1. S = {f in F[0,1] : f(0)f(1) = 0}.

this means that S is the set of all real-valued functions defined on the interval [0,1], for which either f(0) or f(1) (or both) is 0.

the 0-vector of F[0,1] is the function z, where z(x) = 0 for all x in [0,1]. clearly this function is 0 at x = 0 and x = 1.

now suppose f(x) = x. since f(0) = 0, f(0)f(1) = 0, so f is in S. suppose further, that g(x) = 1-x. then g(0)g(1) = (1)(0) = 0, so g is in S.

but (f+g)(x) = x + 1 - x = 1, so (f+g)(0)(f+g)(1) = (1)(1) = 1.

Re: Subspaces of functions

Ok I think I understand how to prove the closed under addition now, but how did you suppose g(x) = 1-x?
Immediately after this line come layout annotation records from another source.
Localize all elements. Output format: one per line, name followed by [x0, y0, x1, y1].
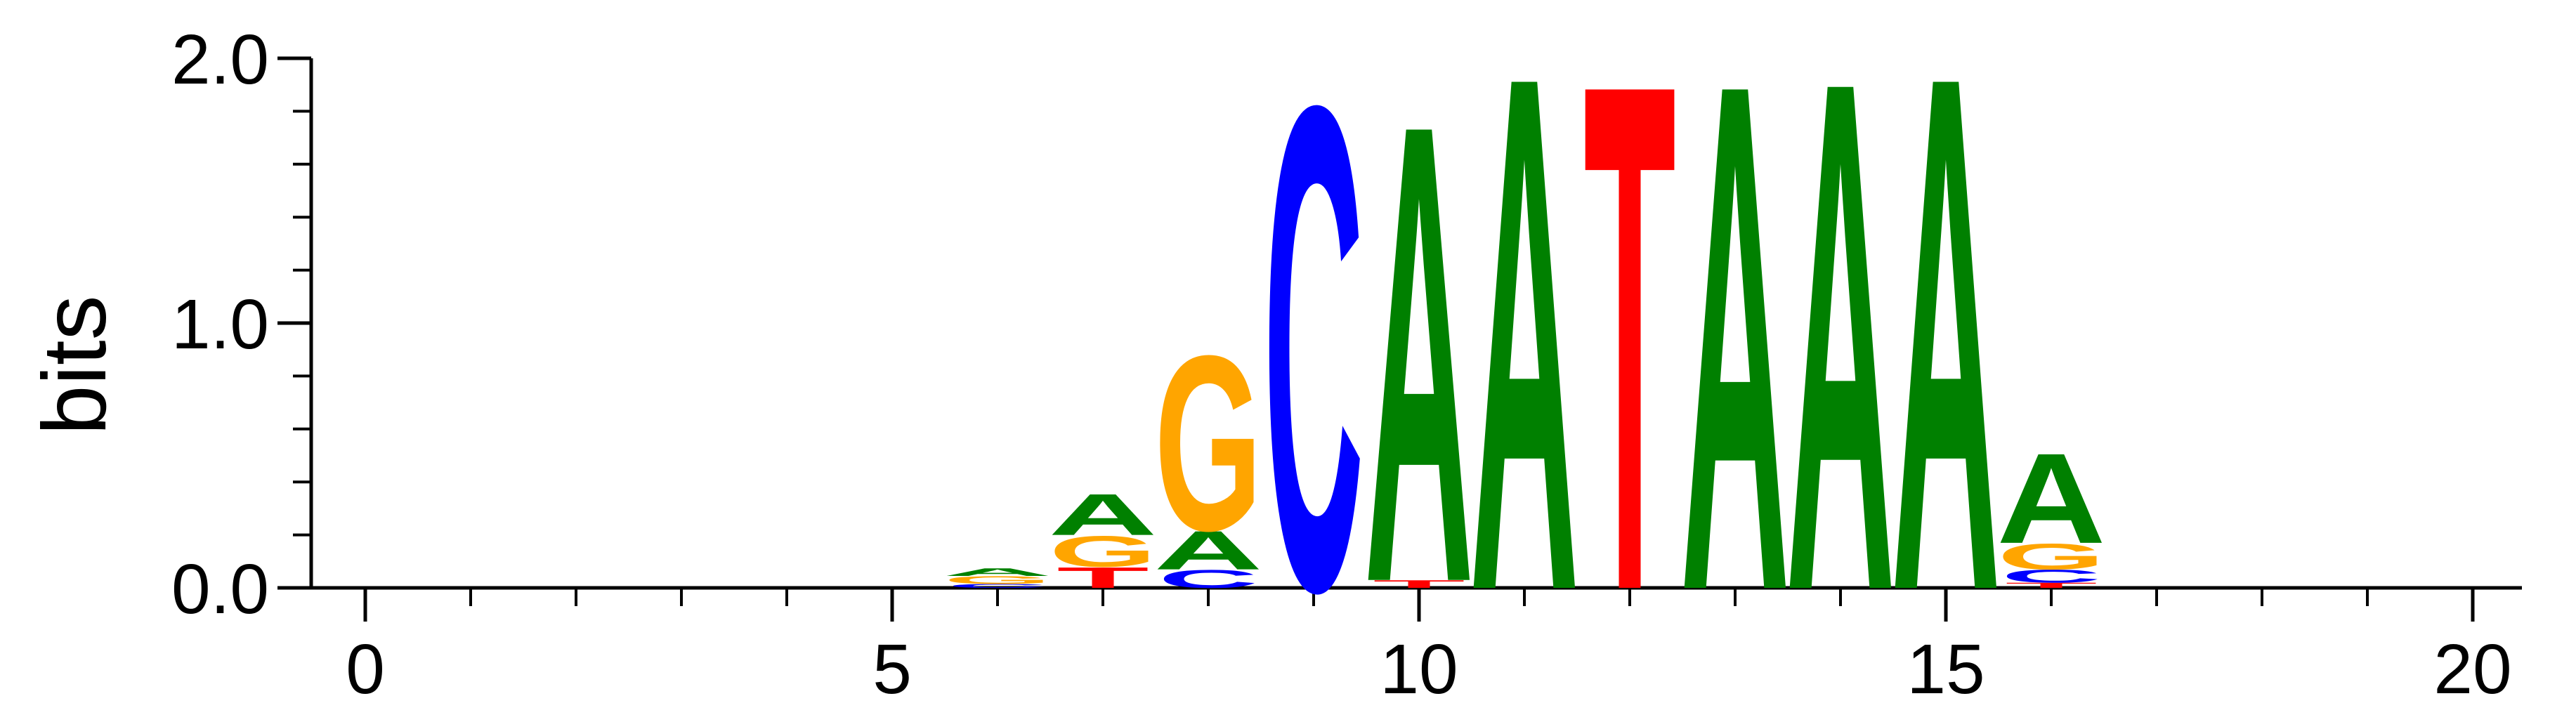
x-tick-label: 0 [346, 630, 385, 709]
y-axis-title: bits [25, 295, 125, 435]
logo-letter-C: C [2001, 566, 2101, 586]
logo-letter-A-glyph: A [1470, 0, 1578, 722]
logo-letter-A-glyph: A [943, 566, 1052, 579]
logo-letter-T-glyph: T [1583, 0, 1675, 722]
logo-letter-A: A [1153, 520, 1262, 582]
logo-letter-C-glyph: C [2001, 566, 2101, 586]
logo-letter-A-glyph: A [1786, 0, 1895, 722]
axes: 0.0 1.0 2.0 0 5 10 15 20 [171, 20, 2522, 709]
x-tick-label: 20 [2433, 630, 2511, 709]
logo-letter-A: A [943, 566, 1052, 579]
logo-letter-T: T [1583, 0, 1675, 722]
y-tick-label: 1.0 [171, 285, 269, 364]
logo-letter-A-glyph: A [1048, 482, 1157, 548]
logo-letter-A: A [1996, 427, 2105, 570]
logo-letter-C-glyph: C [948, 583, 1047, 589]
x-tick-label: 5 [872, 630, 912, 709]
logo-letter-C: C [1264, 0, 1364, 722]
logo-letter-T-glyph: T [1373, 578, 1465, 591]
logo-letter-C: C [948, 583, 1047, 589]
logo-letter-A: A [1891, 0, 2000, 722]
logo-letter-G: G [1049, 527, 1156, 577]
x-tick-label: 15 [1907, 630, 1985, 709]
logo-letter-G-glyph: G [1154, 303, 1262, 582]
logo-letter-A-glyph: A [1364, 0, 1473, 719]
logo-letter-T-glyph: T [2005, 582, 2097, 590]
y-tick-label: 0.0 [171, 550, 269, 629]
logo-letter-A: A [1786, 0, 1895, 722]
logo-letter-A: A [1680, 0, 1789, 722]
logo-letter-C-glyph: C [1264, 0, 1364, 722]
y-tick-label: 2.0 [171, 20, 269, 99]
logo-letter-G-glyph: G [1997, 536, 2105, 577]
logo-letter-A-glyph: A [1996, 427, 2105, 570]
x-tick-label: 10 [1380, 630, 1458, 709]
logo-letter-A-glyph: A [1680, 0, 1789, 722]
logo-letter-G-glyph: G [1049, 527, 1156, 577]
logo-letter-C-glyph: C [1158, 565, 1258, 593]
logo-letter-T: T [1057, 561, 1149, 594]
logo-letter-A: A [1364, 0, 1473, 719]
logo-letter-G-glyph: G [943, 574, 1051, 586]
logo-letter-A-glyph: A [1891, 0, 2000, 722]
logo-letter-G: G [943, 574, 1051, 586]
logo-letter-T-glyph: T [1057, 561, 1149, 594]
logo-letter-C: C [1158, 565, 1258, 593]
logo-letter-T: T [1373, 578, 1465, 591]
logo-letter-A: A [1470, 0, 1578, 722]
logo-letter-G: G [1154, 303, 1262, 582]
logo-letter-T: T [2005, 582, 2097, 590]
logo-letter-A-glyph: A [1153, 520, 1262, 582]
logo-letter-A: A [1048, 482, 1157, 548]
logo-letter-G: G [1997, 536, 2105, 577]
Or do we just pick __any__ random function there?

Re: Subspaces of functions

my point is it is NOT closed under addition. to disprove something, you only need exhibit one counter-example.

how did i find it?

the condition f(0)f(1) = 0 is equivalent to: either f(0) = 0 or f(1) = 0. now there is no logical reason to assume that if f and g satisfy this, f+g will. so i picked some function with f(0) = 0, and f(1) = 1. there are lots of functions i could have chosen with this property, (for example f(x) = sin(pi*x/2) is one) the identity function on [0,1] is just a function for which it is obvious that f(0) = 0, f(1) =1.

then i found another function g that satisfied g(0) = 1, and g(1) = 0. again, there are lots of possibilities (for example g(x) = cos(pi*x/2) would have also worked), g(x) = 1 - x is just easy to work with.

the point is f+g is defined point-wise, as (f+g)(x) = f(x) + g(x). there is no reason at all to assume that a property that holds for products, also holds for sums. finding counter-examples isn't a "formulaic" procedure, you have to be adaptable. in this case, since only one term in the expression f(0)f(1) has to be 0, i chose functions that had different terms be 0 (f is 0 only at 0, g is 0 only at 1, f+g is 0 at neither). i cant tell you how to do this for every set-definition that might come up, all i can tell you is that if you can't prove something, it might be that what you are trying to prove simply isn't true, so you might try to find an exception that disproves it.